September 20, 2014

SLIGHT CHANGES BIG RESULTS

In a long ago post, I mentioned the fact that pitching mechanics are slight individual variations on a theme. Youngsters are taught basically the same thing: foot on the middle edge of the rubber, hold the ball this way for a fastball, and throw 3/4 to overhand while pushing off the mound downhill toward the plate. The few that get the mechanics know that the power of pitching comes from the lower body and not the whip of the arm. It is the concert of the physics of motion, stored torque energy and release that is the foundation to the art of pitching.

Pitching coaches stress repeatable release points. If you divide an old analog watch dial in half, those are the potential release points from overhand near noon position to submariner near the 6 o'clock position. Even with the same grip on the ball, a pitcher can have a dozen different "pitches" based upon release point alone.
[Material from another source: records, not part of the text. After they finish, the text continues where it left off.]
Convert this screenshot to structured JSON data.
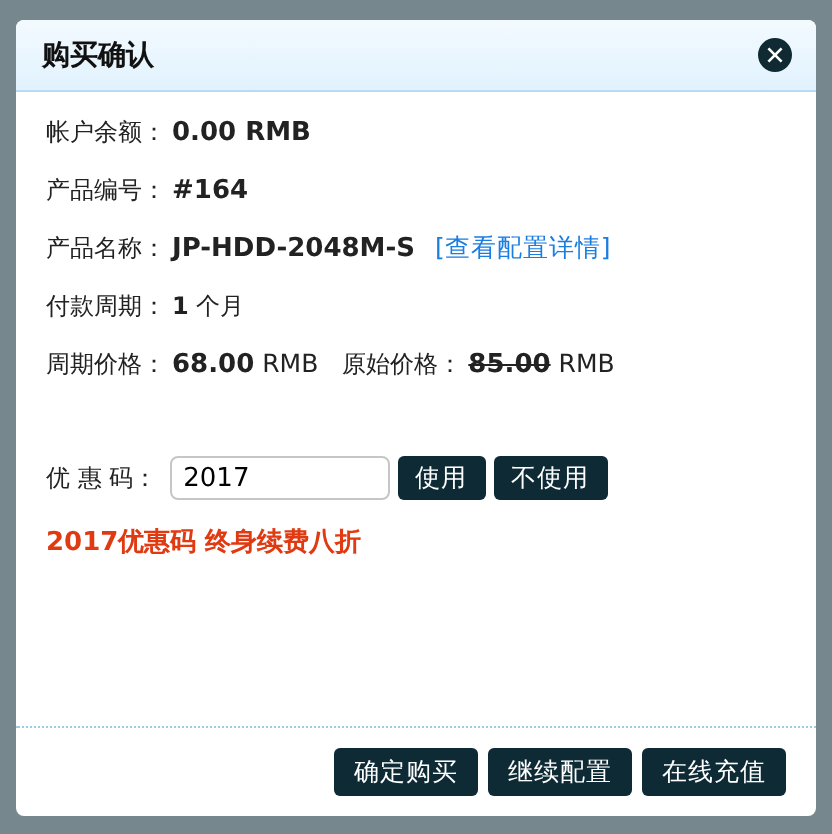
{
  "dialog": {
    "title": "购买确认",
    "rows": [
      {
        "kind": "text",
        "label": "帐户余额：",
        "value": "0.00 RMB",
        "bold": true
      },
      {
        "kind": "text",
        "label": "产品编号：",
        "value": "#164",
        "bold": true
      },
      {
        "kind": "link",
        "label": "产品名称：",
        "value": "JP-HDD-2048M-S",
        "bold": true,
        "link": "[查看配置详情]"
      },
      {
        "kind": "text",
        "label": "付款周期：",
        "value": "**1** 个月",
        "bold": false
      },
      {
        "kind": "price",
        "label": "周期价格：",
        "amount": "68.00",
        "unit": "RMB",
        "original_label": "原始价格：",
        "original_amount": "85.00",
        "original_unit": "RMB"
      }
    ],
    "coupon": {
      "label": "优 惠 码：",
      "value": "2017",
      "buttons": [
        "使用",
        "不使用"
      ]
    },
    "notice": "2017优惠码 终身续费八折",
    "footer_buttons": [
      "确定购买",
      "继续配置",
      "在线充值"
    ]
  }
}
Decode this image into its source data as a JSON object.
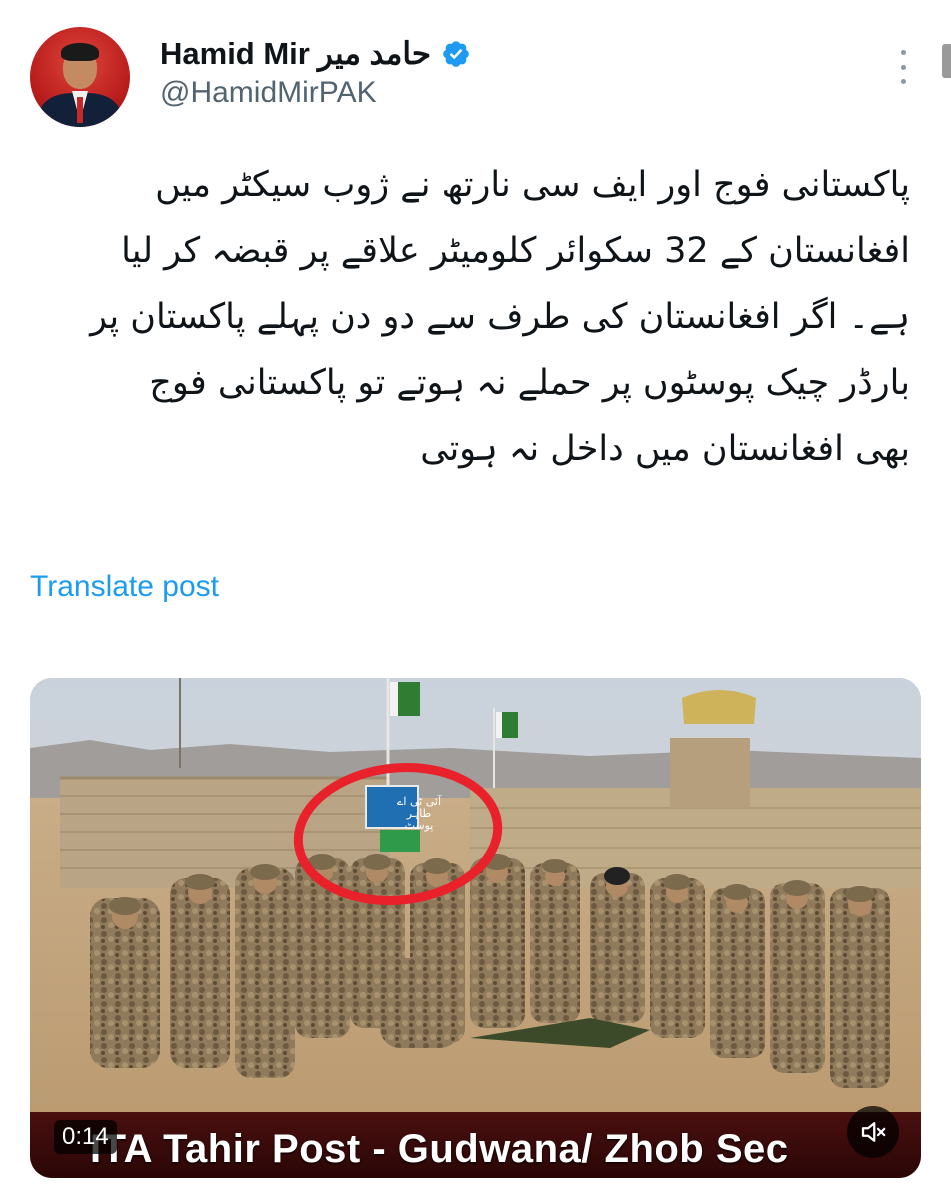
{
  "author": {
    "display_name": "Hamid Mir",
    "display_name_urdu": "حامد میر",
    "handle": "@HamidMirPAK",
    "verified": true,
    "avatar_icon": "profile-photo"
  },
  "post": {
    "lines": [
      "پاکستانی فوج اور ایف سی نارتھ نے ژوب سیکٹر میں",
      "افغانستان کے 32 سکوائر کلومیٹر علاقے پر قبضہ کر لیا",
      "ہے۔ اگر افغانستان کی طرف سے دو دن پہلے پاکستان پر",
      "بارڈر چیک پوسٹوں پر حملے نہ ہوتے تو پاکستانی فوج",
      "بھی افغانستان میں داخل نہ ہوتی"
    ],
    "translate_label": "Translate post"
  },
  "media": {
    "type": "video",
    "timestamp": "0:14",
    "caption": "ITA Tahir Post - Gudwana/ Zhob Sec",
    "sign_text": "آئی ٹی اے طاہر پوسٹ",
    "annotation": "red-circle",
    "mute_icon": "speaker-muted-icon"
  },
  "colors": {
    "link": "#1d9bf0",
    "verified": "#1d9bf0",
    "handle": "#536471",
    "caption_bar": "#3a0a0a",
    "annotation": "#e8212a"
  }
}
But that is not the only adjustment a pitcher can make to help pinpoint his control. One of the pitchers I remember clearly who used a different approach on the mound to help temper his wildness was Dontrelle Willis. The quirky lefty had an old corkscrew wind-up to begin with, but he found out that if he moved is push-off foot to the farthest edge of the rubber toward first base, he would sidearm his fastball and slider at left handed hitters and catch the inside strike while the batters are bailing out of the box (since the pitch looks like it begins inside the batter's box and coming toward the batter's rib cage). If a pitcher moves his foot location on the rubber, he changes the angle of attack toward the plate.

It is strange that more pitchers and pitching coaches do not experiment with these slight variations. Because the results can be significant.

Fangraphs’ Jeff Sullivan looks at Jake Arrieta‘s breakout season through a historical lens, noting that he has the sixth-largest season-to-season K-BB% improvement since 1920 (min. 75 IP each season) and the single largest FIP- improvement in that same span. Sullivan looks at how much more effectively Arrieta has repeated his mechanics with the Cubs, and he also points to the fact that Arrieta has doubled the usage of his hard slider/cutter while moving to the third-base side of the rubber. Both David Ross and Ryan Zimmerman  have noted that Arrieta now busts right-handed hitters inside at a much greater rate because he appears to be “throwing behind you” before his ball breaks over the plate.